Here it is January and I am super antsy for change. That is a bad face – it’s a searching face – that time for seashells. I know myself well and this is the same old same old that happens every spring and again into winter. I can’t decide if it’s longing to get to the beach – one of my favorite pastimes with my family, or to the mountains to ski which is the cold weather favorite, but I am restless. I am so up in the air jittery figity to do something, yet unable to accomplish anything that I have swayed this weekend from thinking I would completely redo the main level to shift out all of the rust reds, mustard, warm tones and redo two entire rooms including upholstery in blue and cream. But it’s winter. I sit and enjoy a cup of tea in the kitchen and think how nice it is during the cold months that the heart of our home is visually warming. Vetoed the idea to change the color. It wouldn’t be a small undertaking and if I think I am antsy now – wait until I reupholster six dining chairs, a ten foot long, six inch thick window seat cushion, switch carpets, redo a smattering of throw pillows, and store my glittery depression glass gems for a time I would rewelcome red. The last time I reupholstered my kitchen dining chairs I promised myself it would be the last time on those since it undermines the integrity of the wood so much. I painted them chocolate brown from the pickled cream they’d once been and stripped plum upholstery in favor of a rust and mustard gingham – too much work. It would also mean painting two pieces of furniture. I could just imagine my shop – I mean garage filled with projects and our cars iced over outside at 7 in the morning when we are already late for work. Plus, it would also mean folding up the runner my wonderful sister made for me just this Christmas and I thought I would be happy either way – with the blues or the reds.
Instead of a color redo – a quick room redo. What about built ins around my fireplace? So I did a quick sketch and sent it to my brother.
Maybe not the right thing either…but we’ll see. While I am waiting, the roof needs to be changed so I am interviewing different companies. Not the most fun thing to do. I don’t like the decision making and it makes me even more scattered.
One thing is settled.

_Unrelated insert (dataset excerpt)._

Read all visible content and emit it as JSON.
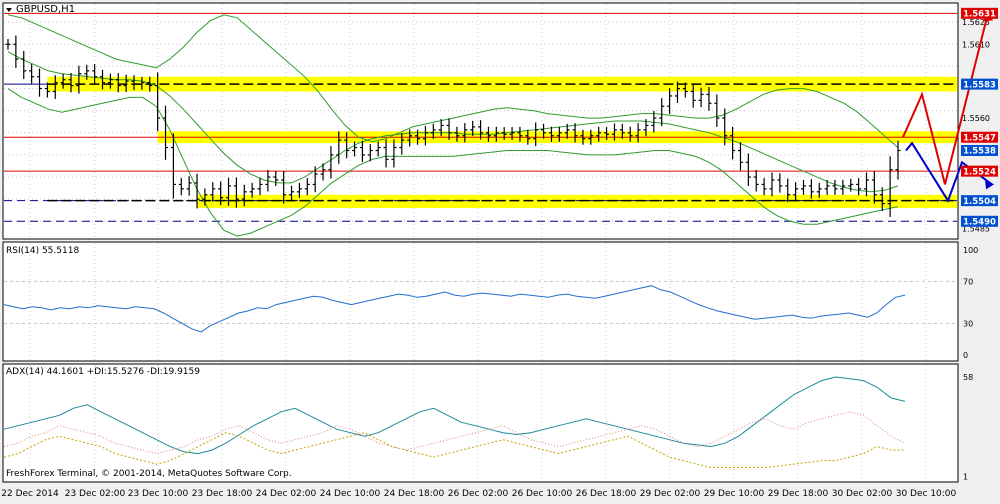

I think I will be switching bedrooms between my little guy and the guest room/craft room. His room is basically a closet and there is no sense in having him sleep in a tiny room while my crafts enjoy a more bright space in the usually empty guest room. That is the next big project and I am going to post pictures of the before and after. My guest room/craft room is my favorite room in the house and I have just gotten it where I want it. Two iron twin beds with matching linens and my antique desk painted with mossy chalk paint to match my antique chair with a handmade slipcover with my monogram. Boo hoo, but I love my boy more. Two favorite pieces will be sold to make space for the room redos. One is an antique shabby chic dresser that has been lined more recently with Laura Ashley leaf paper in the bases of the drawers – another is a little nightstand that I love since I did the work, but even more so because I remember my grandfather checking it out in our kitchen as I worked on it and how happy he was to see me sawing off the four legs carefully to make it bed height, resetting the delicate brass screens behind two little doors after the paint job was complete, and reinstalling the vintage hardware. If only it was easy to keep everything old that I love around and still make room for more projects – both in my head and my house.